Creating a new community #
After you have signed into the Textual Communities site, you will see the following (or similar..). Click on the Profile button at the right.
You will see your name and a 'create community' button:
Click on the 'Create Community' button:
Fill in the boxes as follows:
· Name: short name for your community; usually one or two words only
· Abbreviation: abbreviated name -- four letters only!
· Long name: longer name (say, up to six words)
· Font: the name of the font you would like to use (optional)
· Description: brief account of what the community is (say, up to 500 characters)
When you are finished, click on the "create" button at the bottom right. Note that the screen changes, and now you will see at the bottom right:
And at the top, you now have your Profile menu:
You can close this administration screen at any time by pressing 'Close'. You can return to it any time by clicking 'Profile', on the Textual Communities menu bar:
Now that you have a community, your profile has changed, to show the community you just made:
Click on the 'Admin', and you will return to the administrative screen.
Loading your first document and images #
You are now ready to load your first documents and images!
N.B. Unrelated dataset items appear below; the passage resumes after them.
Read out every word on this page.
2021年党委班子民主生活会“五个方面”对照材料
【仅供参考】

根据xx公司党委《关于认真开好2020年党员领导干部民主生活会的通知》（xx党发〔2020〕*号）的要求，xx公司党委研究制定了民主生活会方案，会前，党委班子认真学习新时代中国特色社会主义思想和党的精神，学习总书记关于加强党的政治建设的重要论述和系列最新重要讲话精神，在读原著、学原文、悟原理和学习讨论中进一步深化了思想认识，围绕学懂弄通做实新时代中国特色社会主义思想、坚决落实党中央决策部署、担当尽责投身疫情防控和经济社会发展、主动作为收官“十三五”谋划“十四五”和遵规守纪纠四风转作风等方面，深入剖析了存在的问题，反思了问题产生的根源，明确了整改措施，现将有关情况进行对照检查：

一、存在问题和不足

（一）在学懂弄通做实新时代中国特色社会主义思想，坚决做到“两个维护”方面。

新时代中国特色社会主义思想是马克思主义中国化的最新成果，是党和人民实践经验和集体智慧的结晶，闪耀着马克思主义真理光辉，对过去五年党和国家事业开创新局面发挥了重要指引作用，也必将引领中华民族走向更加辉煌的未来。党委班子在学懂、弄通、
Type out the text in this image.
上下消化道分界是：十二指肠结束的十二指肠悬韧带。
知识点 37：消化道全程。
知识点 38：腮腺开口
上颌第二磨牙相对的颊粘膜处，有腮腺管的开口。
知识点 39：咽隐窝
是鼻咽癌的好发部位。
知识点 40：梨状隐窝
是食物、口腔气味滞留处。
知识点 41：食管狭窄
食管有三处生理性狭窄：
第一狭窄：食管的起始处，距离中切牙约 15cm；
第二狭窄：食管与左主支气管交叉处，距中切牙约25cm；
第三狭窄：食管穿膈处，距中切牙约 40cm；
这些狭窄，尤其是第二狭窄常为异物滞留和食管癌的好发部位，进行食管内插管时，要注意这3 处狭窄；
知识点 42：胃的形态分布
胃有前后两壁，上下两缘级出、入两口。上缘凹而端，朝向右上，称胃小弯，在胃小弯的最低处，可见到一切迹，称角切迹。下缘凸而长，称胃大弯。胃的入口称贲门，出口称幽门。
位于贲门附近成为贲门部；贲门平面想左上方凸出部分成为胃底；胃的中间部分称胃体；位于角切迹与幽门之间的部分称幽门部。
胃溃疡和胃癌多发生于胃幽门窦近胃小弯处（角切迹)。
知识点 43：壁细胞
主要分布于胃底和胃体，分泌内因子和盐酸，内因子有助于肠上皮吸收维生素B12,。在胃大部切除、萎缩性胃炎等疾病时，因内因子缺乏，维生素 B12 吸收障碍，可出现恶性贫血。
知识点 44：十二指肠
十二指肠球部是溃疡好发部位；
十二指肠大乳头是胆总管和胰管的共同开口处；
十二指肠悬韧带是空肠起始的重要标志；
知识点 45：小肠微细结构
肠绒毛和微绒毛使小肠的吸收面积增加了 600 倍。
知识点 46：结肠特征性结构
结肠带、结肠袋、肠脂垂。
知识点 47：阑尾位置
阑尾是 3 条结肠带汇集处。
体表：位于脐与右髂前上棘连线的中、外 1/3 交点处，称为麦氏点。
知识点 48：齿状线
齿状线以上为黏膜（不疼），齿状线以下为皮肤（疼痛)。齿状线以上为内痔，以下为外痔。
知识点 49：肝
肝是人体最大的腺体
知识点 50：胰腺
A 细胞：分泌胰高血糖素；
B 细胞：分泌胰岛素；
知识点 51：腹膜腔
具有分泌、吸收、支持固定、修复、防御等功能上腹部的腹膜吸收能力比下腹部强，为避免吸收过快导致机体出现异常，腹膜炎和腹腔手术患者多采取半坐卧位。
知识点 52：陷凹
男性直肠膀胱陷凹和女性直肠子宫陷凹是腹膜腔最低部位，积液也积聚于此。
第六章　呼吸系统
Here is a very simple file for a document, ready for you to upload:
<?xml version="1.0" ?> <!DOCTYPE TEI SYSTEM "../common/chaucerTC.dtd"> <TEI xmlns="http://www.tei-c.org/ns/1.0" xmlns:det="http://textualcommunities.usask.ca/"> <teiHeader> <fileDesc> <titleStmt><title>Bodley</title></titleStmt> <publicationStmt><p>Draft for Textual Communities site</p></publicationStmt> <sourceDesc><bibl det:document="Bodley"></bibl></sourceDesc> </fileDesc> <encodingDesc> <refsDecl det:documentRefsDecl="Manuscript" det:entityRefsDecl="Simple Poetry"> <p>Textual Communities declarations</p> </refsDecl> </encodingDesc> </teiHeader> <text> <body> <pb n="110v" facs="BD110V.JPG"/> <lb/><div n="Book of the Duchess"> <head n="Title">The Boke of the Duchesse</head> <lb/><l n="1">I haue grete wondir be this light</l> <lb/><l n="2">how that I leue for day ne nyght</l> <lb/><l n="3">I may not slepe wel nygh nought</l> <lb/><l n="4">I haue so many an ydell thought </l> <lb/><l n="5">Purely for defaulte of slepe</l> <lb/><l n="6">That bi my trouth I take no kepe</l> <lb/><l n="7">Of no thinge how hit comyth or goth</l> <lb/><l n="8">Ne me nys' no thinge leue nor loth</l> <lb/><l n="9">Alis I lich good' to me </l> <lb/><l n="10">Ioye or sorwe wherso it be</l> <lb/><l n="11">ffor I haue felynge yn no thynge</l> <lb/><l n="12">But as it were a mased' thynge </l> <lb/><l n="13">Alway yn poynte to falle a doun'</l> <lb/><l n="14">ffor sorwefull ymagynatioun'</l> <lb/><l n="15">Is alwey holely yn my mynde</l> <lb/><l n="16">And well ye wote a geyns kynde</l> <lb/><l n="17">hit were to lyuen yn this' wyse</l> <lb/><l n="18">ffor Nature wolde nat suffyse</l> <lb/><l n="19">To non' erthly creature </l> <lb/><l n="20">Nat longe tyme to endure</l> <lb/><l n="21">Without slepe & be yn sorwe</l> <lb/><l n="22">And I ne may ne nyght ne morwe</l> <lb/><l n="23">Slepe & this Melancolye</l> </div> </body> </text> </TEI>
You can copy this text into a file, and save it on your computer (warning! if you are using Word, choose "Plain text" format from the save options.) Or, you can load the file from www.sd-editions.com/TC/Bodley.xml: save it to your computer, remembering where you put it. Better still: download the zip file www.sd-editions.com/TC/GettingStarted.zip, and extract the files from it to a convenient place on your computer. This will give you all the files you need to get started.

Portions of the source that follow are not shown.